ART & MUSIC FOOD MAGAZINE NO. 39 AUTUMN / WINTER 2017
I’ve never had a bad McDonalds. I know some people who think all McDonalds are bad so let me clarify my point. I’ve never had a McDonalds that disappointed me or failed to deliver to on what was promised. I’ve had Big Macs in Manchester, quarter pounders in London and double cheeseburgers in New York, and all of them have been exactly what I expected and exactly what I wanted. They’ve never let me down.
I have, however had some terrible burgers, like the one that barely made it past a mouthful at the first and only football match I ever (accidentally) attended. Back in the bad old days of the 1990s, before the ‘The Five Gourmet Byron Burger Guys’ had arrived, I went to a burger based restaurant that shall remain nameless. I’ll just say that it was festooned with music memorabilia to look at whilst you awaited your food and leave it at that. It felt like such a let down, and if anything the Hendrix guitars and Beatle posters threw the seeming mediocrity of the overpriced food into stark relief. Expectation is what matters here. I’d never expected that a burger from a greasy looking clapped-out van at a friendly between Tottenham and Welwyn Garden (don’t ask) would be any good, so I wasn’t disappointed. But having to pay massively over the odds at a themed restaurant for the ‘experience’ made me genuinely angry about the food. I felt like I’d paid far more for it than it was worth.
I love a fine dining experience as much as the next metropolitan elite art world hanger-on, but by God, as the price goes up so does my expectation.
Take for example the YBAs’ favourite nose to tail dining emporium – St John, in Smithfield. Famous for serving everything but the oink, including perennial menu classic roast bone marrow, St John is a perfect example of expectation management. You may look at the menu and think that fried ox heart is somewhat basic for nearly twenty quid, but when the then head chef Chris Gillard served it to me I had to call him over just to let him know that I’d never put anything in my mouth that tasted so good. Up until that point I’d always thought that when overly flowery restaurant critics spouted off about being moved to tears by a morsel of this or a daub of that were exaggerating for the sake of drama, but, eating at St. John, I did feel genuinely emotional.
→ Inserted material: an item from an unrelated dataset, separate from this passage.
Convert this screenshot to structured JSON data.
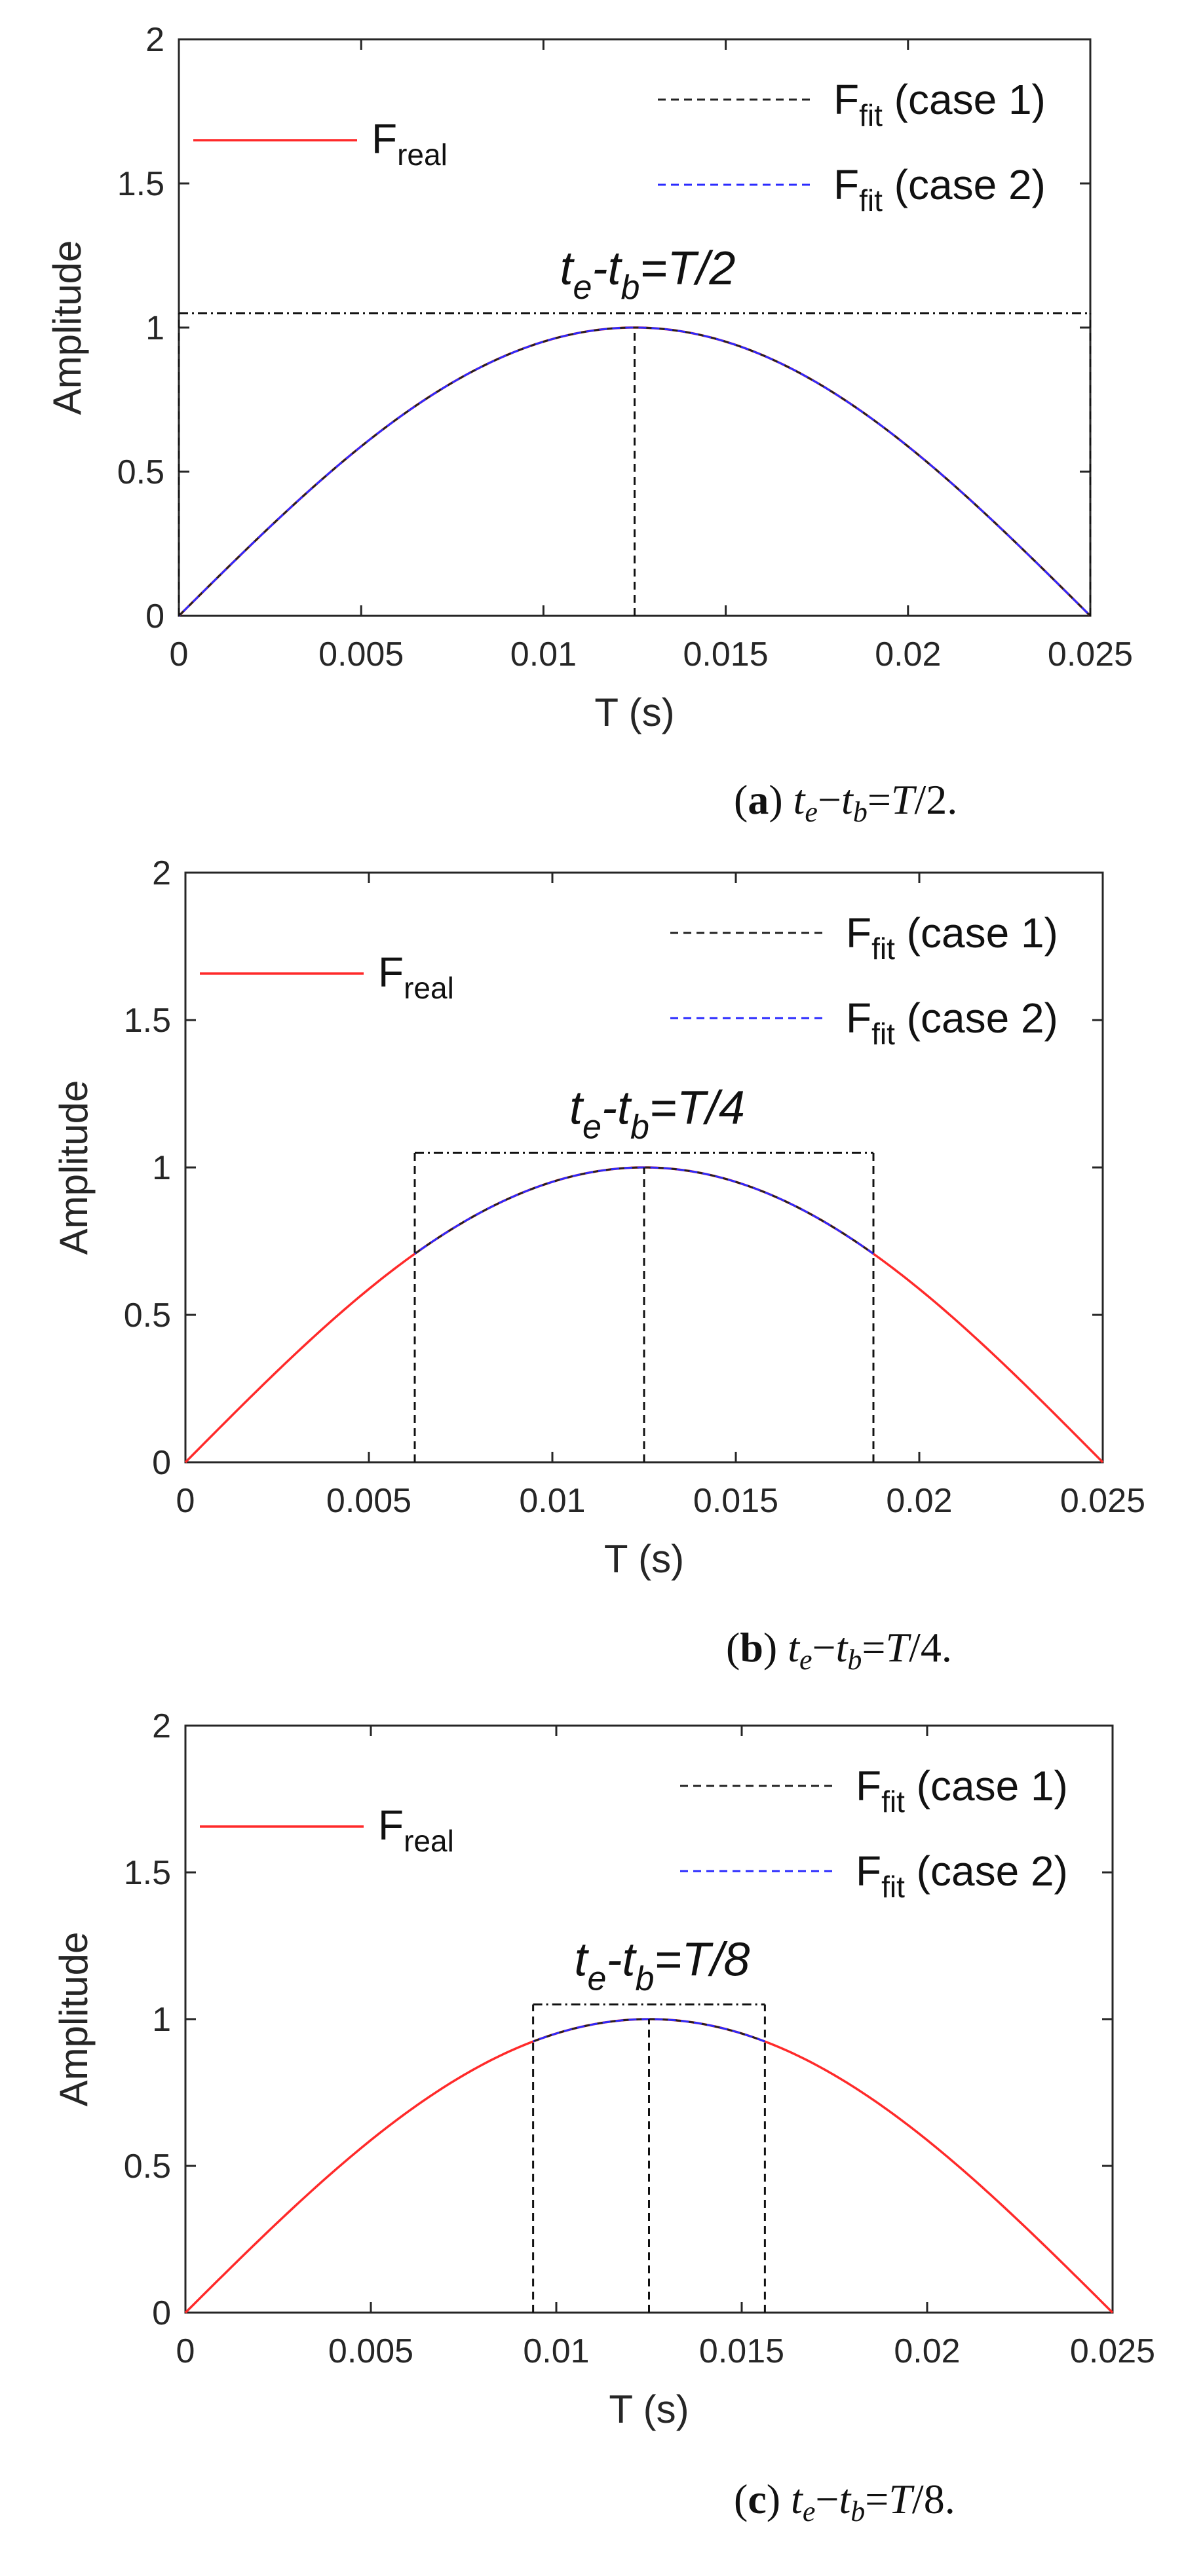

The skill of the cooking did the talking and for that silver-tongued devil of a dish I’d have happily handed over my pin number and given them free reign over my overdraft.
Since then I’ve tried following the recipes from the St. John cook book but I’ve never come close to recreating the textures and flavours handed to me on plates with the minimum of fuss in that fantastically minimalist dining room.
All I want when buying food is for the agreement between me and who ever is serving me to be honoured. McDonalds and St John both fulfil their side of the bargain and leave me satisfied. The worst thing a restaurant or a burger joint can do is over promise and under deliver – see also psuedo-gastro pubs filling their menu’s with talk of local, organic, artisanal provenance then plating up sub-Harvester fare. I know a frozen chip when I see one and no amount of handwritten blackboards, slate serving platters or jam jar cocktails is going to pull the wool over my eyes. The food just has to be authentic to itself and then I’ll be happy. High-end cuisine or cheap fast food, I don’t mind, as long as it is what it says it is. It is possible for a scotch egg to be worth five pounds but woe betide the pub that serves up one hard-boiled and wrapped in indeterminate grey meat. I can visit a petrol station if I want one of those.